The Constitutional Court has ruled that it has no jurisdiction to hear a case when a concerned citizen was challenging the existence of the People Power Movement and Dr Kizza Besigye’s People’s Government as political organisations.
A panel of four justices; Richard Buteera, Kenneth Kakuru, Catherine Bamugemereire, and Irene Mulyagonja threw out the petition, arguing that the petitioner, Aden Rutaro Ntare, didn’t bring his grievances to the court under Article 50 of the Constitution.
“The petitioner didn’t bring his grievances to this court under Article 50 of the Constitution. Neither did he refer to it. Nonetheless, I am of the view this is a matter that would have been best disposed of under Article 50 of the Constitution and in such cases the dispute is filed in the High Court, not this court,” Justice Mulyagonja, who read the majority judgment, said.

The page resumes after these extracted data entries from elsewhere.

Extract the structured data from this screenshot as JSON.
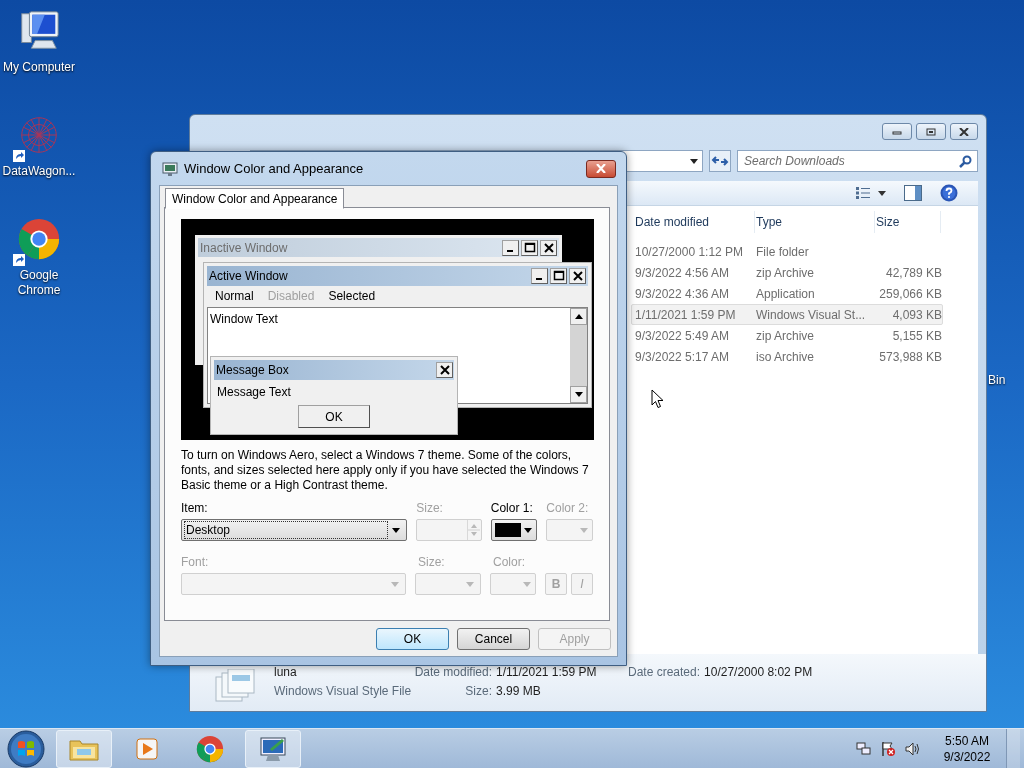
{
  "desktop_icons": [
    {
      "label": "My Computer",
      "kind": "computer",
      "shortcut": false
    },
    {
      "label": "DataWagon...",
      "kind": "datawagon",
      "shortcut": true
    },
    {
      "label": "Google Chrome",
      "kind": "chrome",
      "shortcut": true
    }
  ],
  "recycle_bin_label": "Bin",
  "explorer": {
    "search": {
      "placeholder": "Search Downloads"
    },
    "columns": [
      "Date modified",
      "Type",
      "Size"
    ],
    "rows": [
      {
        "date": "10/27/2000 1:12 PM",
        "type": "File folder",
        "size": "",
        "selected": false
      },
      {
        "date": "9/3/2022 4:56 AM",
        "type": "zip Archive",
        "size": "42,789 KB",
        "selected": false
      },
      {
        "date": "9/3/2022 4:36 AM",
        "type": "Application",
        "size": "259,066 KB",
        "selected": false
      },
      {
        "date": "1/11/2021 1:59 PM",
        "type": "Windows Visual St...",
        "size": "4,093 KB",
        "selected": true
      },
      {
        "date": "9/3/2022 5:49 AM",
        "type": "zip Archive",
        "size": "5,155 KB",
        "selected": false
      },
      {
        "date": "9/3/2022 5:17 AM",
        "type": "iso Archive",
        "size": "573,988 KB",
        "selected": false
      }
    ],
    "details": {
      "name": "luna",
      "type": "Windows Visual Style File",
      "fields": [
        {
          "label": "Date modified:",
          "value": "1/11/2021 1:59 PM"
        },
        {
          "label": "Size:",
          "value": "3.99 MB"
        }
      ],
      "created": {
        "label": "Date created:",
        "value": "10/27/2000 8:02 PM"
      }
    }
  },
  "dialog": {
    "title": "Window Color and Appearance",
    "tabs": [
      {
        "label": "Window Color and Appearance",
        "selected": true
      }
    ],
    "preview": {
      "inactive_title": "Inactive Window",
      "active_title": "Active Window",
      "menu": [
        {
          "label": "Normal",
          "kind": "normal"
        },
        {
          "label": "Disabled",
          "kind": "disabled"
        },
        {
          "label": "Selected",
          "kind": "selected"
        }
      ],
      "window_text": "Window Text",
      "message_title": "Message Box",
      "message_text": "Message Text",
      "message_button": "OK"
    },
    "note": "To turn on Windows Aero, select a Windows 7 theme.  Some of the colors, fonts, and sizes selected here apply only if you have selected the Windows 7 Basic theme or a High Contrast theme.",
    "item_row": [
      {
        "label": "Item:",
        "kind": "dropdown",
        "value": "Desktop",
        "disabled": false
      },
      {
        "label": "Size:",
        "kind": "spinner",
        "disabled": true
      },
      {
        "label": "Color 1:",
        "kind": "color",
        "color": "#000000",
        "disabled": false
      },
      {
        "label": "Color 2:",
        "kind": "color",
        "disabled": true
      }
    ],
    "font_row": [
      {
        "label": "Font:",
        "kind": "dropdown",
        "disabled": true
      },
      {
        "label": "Size:",
        "kind": "dropdown",
        "disabled": true
      },
      {
        "label": "Color:",
        "kind": "color",
        "disabled": true
      }
    ],
    "style_buttons": [
      {
        "label": "B",
        "kind": "bold",
        "disabled": true
      },
      {
        "label": "I",
        "kind": "italic",
        "disabled": true
      }
    ],
    "buttons": [
      {
        "label": "OK",
        "default": true,
        "disabled": false
      },
      {
        "label": "Cancel",
        "default": false,
        "disabled": false
      },
      {
        "label": "Apply",
        "default": false,
        "disabled": true
      }
    ]
  },
  "taskbar": {
    "items": [
      {
        "kind": "explorer",
        "open": true
      },
      {
        "kind": "media",
        "open": false
      },
      {
        "kind": "chrome",
        "open": false
      },
      {
        "kind": "display",
        "open": true
      }
    ],
    "clock": {
      "time": "5:50 AM",
      "date": "9/3/2022"
    }
  }
}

In July 2019, Rutaro, who described himself as a voter from Ruhaama, ran to court, accusing People Power of taking part in political activities without officially being registered as a political party.

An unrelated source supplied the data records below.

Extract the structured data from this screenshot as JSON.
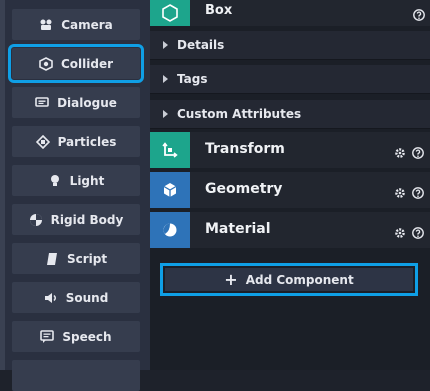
{
  "left_menu": {
    "items": [
      {
        "label": "Camera",
        "icon": "camera-icon"
      },
      {
        "label": "Collider",
        "icon": "collider-icon",
        "selected": true
      },
      {
        "label": "Dialogue",
        "icon": "dialogue-icon"
      },
      {
        "label": "Particles",
        "icon": "particles-icon"
      },
      {
        "label": "Light",
        "icon": "light-icon"
      },
      {
        "label": "Rigid Body",
        "icon": "rigid-body-icon"
      },
      {
        "label": "Script",
        "icon": "script-icon"
      },
      {
        "label": "Sound",
        "icon": "sound-icon"
      },
      {
        "label": "Speech",
        "icon": "speech-icon"
      }
    ]
  },
  "entity": {
    "title": "Box",
    "icon": "hexagon-icon"
  },
  "sections": [
    {
      "label": "Details"
    },
    {
      "label": "Tags"
    },
    {
      "label": "Custom Attributes"
    }
  ],
  "components": [
    {
      "label": "Transform",
      "icon": "transform-icon",
      "color": "#1da58c"
    },
    {
      "label": "Geometry",
      "icon": "geometry-icon",
      "color": "#2e73b8"
    },
    {
      "label": "Material",
      "icon": "material-icon",
      "color": "#2e73b8"
    }
  ],
  "add_component": {
    "label": "Add Component"
  },
  "colors": {
    "accent": "#0f9fe6",
    "teal": "#1da58c",
    "blue": "#2e73b8"
  }
}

“The actions of the first and second respondent in establishing unregistered political organisations or parties under and the names and styles of People Power movement and People’s government, mobilizing political activities and membership with a view of influencing political process, sponsoring a political agenda and offering a platform to candidates for election to political offices are in contravention of Article 72(2) of the constitution,” said Rutaro in his petition.
He also asked the court to declare activities of the People Power movement and the People’s government illegal and that they should, therefore, be halted in their current form.